Hori menceritakan saat peristiwa itu terjadi dirinya sedang bermain Handphone sambil tiduran di teras rumahnya. Itu untuk menghilangkan penat usai menyelesaikan beberapa tugas di sekolah tempat ia mengajar.
Tidak lama kemudian mendengar suara gemuruh yang cukup keras. Maklum peristiwa itu terjadi dini hari di saat warga tidak banyak yang beraktivitas, sehingga gemuruh itu cukup jelas terdengar.
“Saat itu sebagian warga menyangka hujan, tapi setelah saya berdiri ternyata bumi bergetar,” katanya saat bincang-bincang kecil dengan media di Sapudi.
Pria yang bertempat tinggal di Desa Pancor, Kecamatan Gayam itu menuturkan setelah dirinya menyadari jika gemuruh itu adalah suara gempa, dirinya langsung masuk ke dalam kamarnya dan langsung membawa anaknya yang sedang tidur pulas.

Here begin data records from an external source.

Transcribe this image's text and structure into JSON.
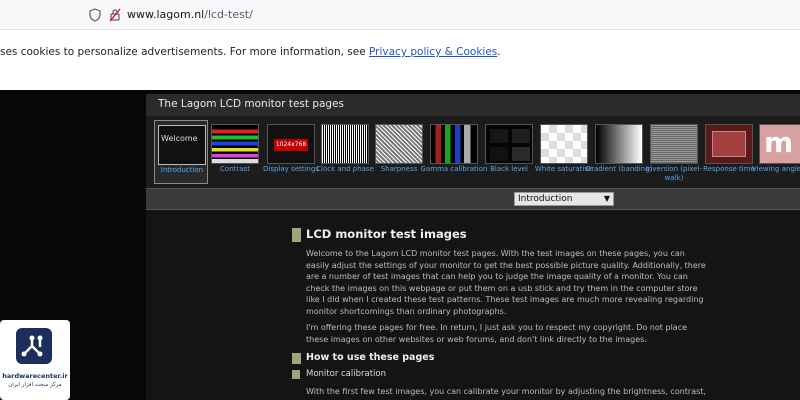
{
  "browser": {
    "url_host": "www.lagom.nl",
    "url_path": "/lcd-test/"
  },
  "cookie_banner": {
    "text": "ses cookies to personalize advertisements. For more information, see ",
    "link": "Privacy policy & Cookies",
    "end": "."
  },
  "site": {
    "title": "The Lagom LCD monitor test pages",
    "thumbnails": [
      {
        "label": "Introduction",
        "text": "Welcome",
        "active": true
      },
      {
        "label": "Contrast"
      },
      {
        "label": "Display settings",
        "text": "1024x768"
      },
      {
        "label": "Clock and phase"
      },
      {
        "label": "Sharpness"
      },
      {
        "label": "Gamma calibration"
      },
      {
        "label": "Black level"
      },
      {
        "label": "White saturation"
      },
      {
        "label": "Gradient (banding)"
      },
      {
        "label": "Inversion (pixel-walk)"
      },
      {
        "label": "Response time"
      },
      {
        "label": "Viewing angle",
        "text": "m"
      }
    ],
    "select_value": "Introduction"
  },
  "content": {
    "heading": "LCD monitor test images",
    "para1": "Welcome to the Lagom LCD monitor test pages. With the test images on these pages, you can easily adjust the settings of your monitor to get the best possible picture quality. Additionally, there are a number of test images that can help you to judge the image quality of a monitor. You can check the images on this webpage or put them on a usb stick and try them in the computer store like I did when I created these test patterns. These test images are much more revealing regarding monitor shortcomings than ordinary photographs.",
    "para2": "I'm offering these pages for free. In return, I just ask you to respect my copyright. Do not place these images on other websites or web forums, and don't link directly to the images.",
    "sub_heading": "How to use these pages",
    "sub_sub_heading": "Monitor calibration",
    "para3": "With the first few test images, you can calibrate your monitor by adjusting the brightness, contrast,"
  },
  "watermark": {
    "name": "hardwarecenter.ir",
    "sub": "مرکز سخت افزار ایران"
  }
}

Selain itu, ia juga membangunkan keluarga yang lain jika terjadi gempabumi. Setelah itu keluarga dan warga yang lain berhamburan keluar rumah untuk menyelamatkan diri. “Getarannya memang keras, tapi tidak terlalu lama. Seingat saya sekitar 10 detik,” ungkapnya.

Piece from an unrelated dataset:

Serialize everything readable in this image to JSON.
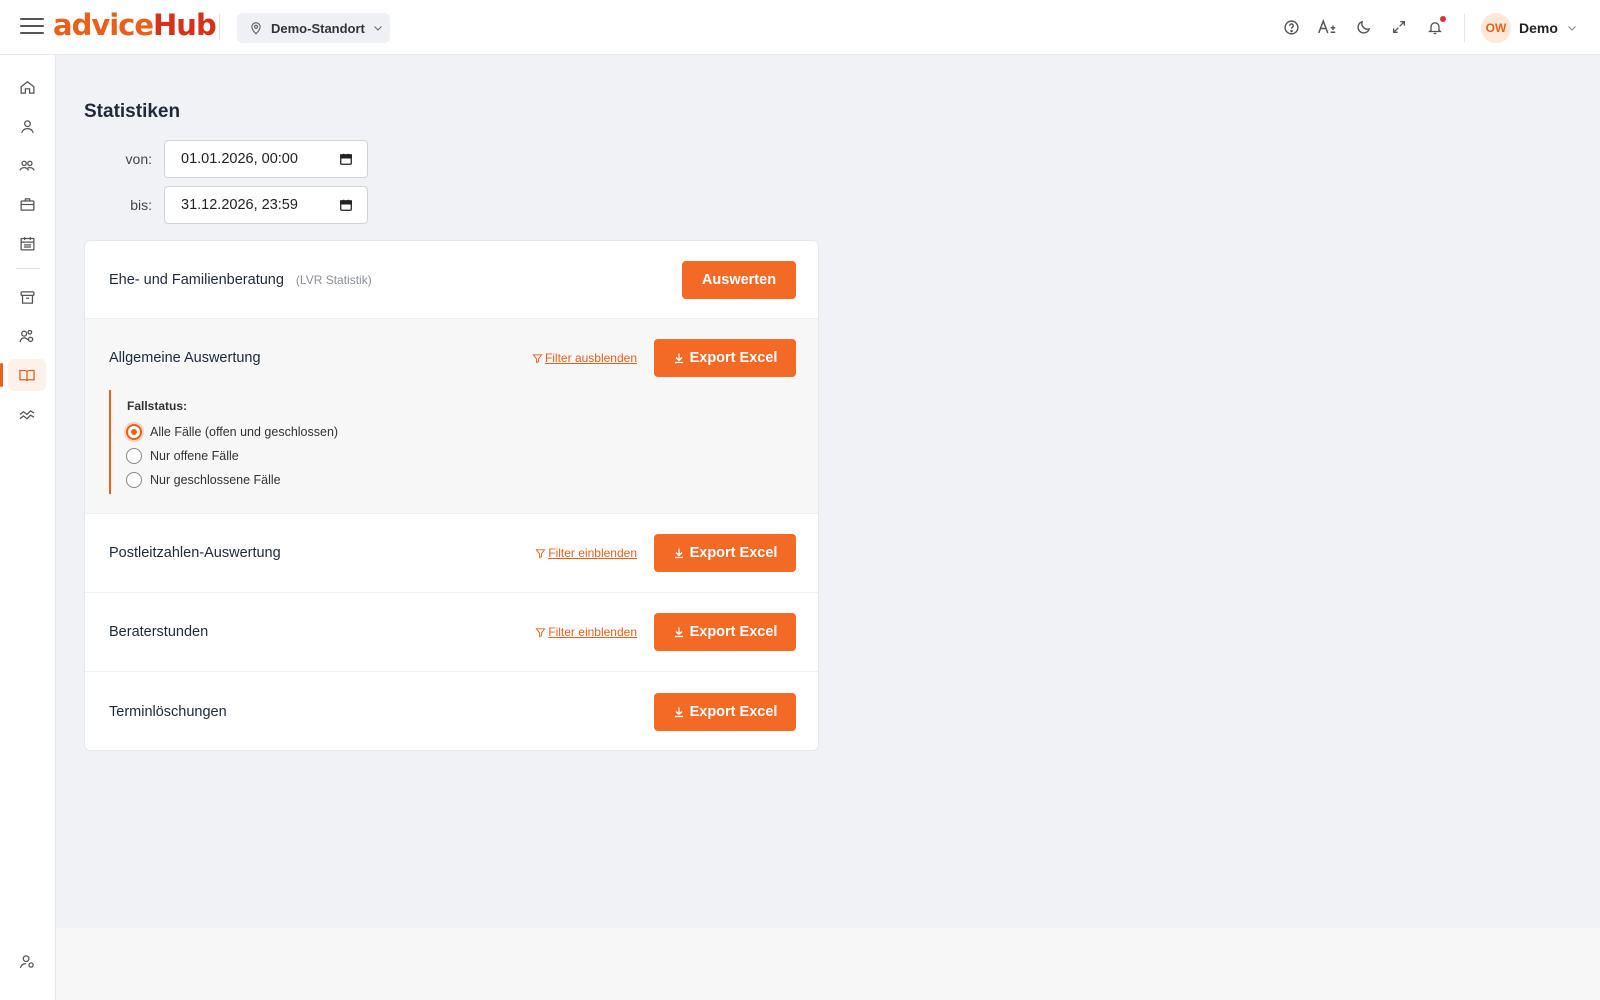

Getaran itu lanjut Hori, terjadi sekitar dua kali getaran yang cukup keras. “Pertama terasa getaran ke atas ke bawah, baru setelah itu getaran ke samping. Saya bersyukur bencana alam ini tidak lama, seandainya sampai 50 detik mungkin banyak rumah warga yang hancur di sini,” terangnya.
Menurutnya, peristiwa itu bukan yang pertama terjadi di Pulau Sapudi, namun beberapa tahun silam peristiwa serupa sempat menimpa warga di Pulau yang dihuni dua Kecamatan itu. “Dulu kabarnya pernah ada gempa, dan juga banyak rumah warga yang retak. Tapi kayaknya lebih besar saat ini,” jelasnya.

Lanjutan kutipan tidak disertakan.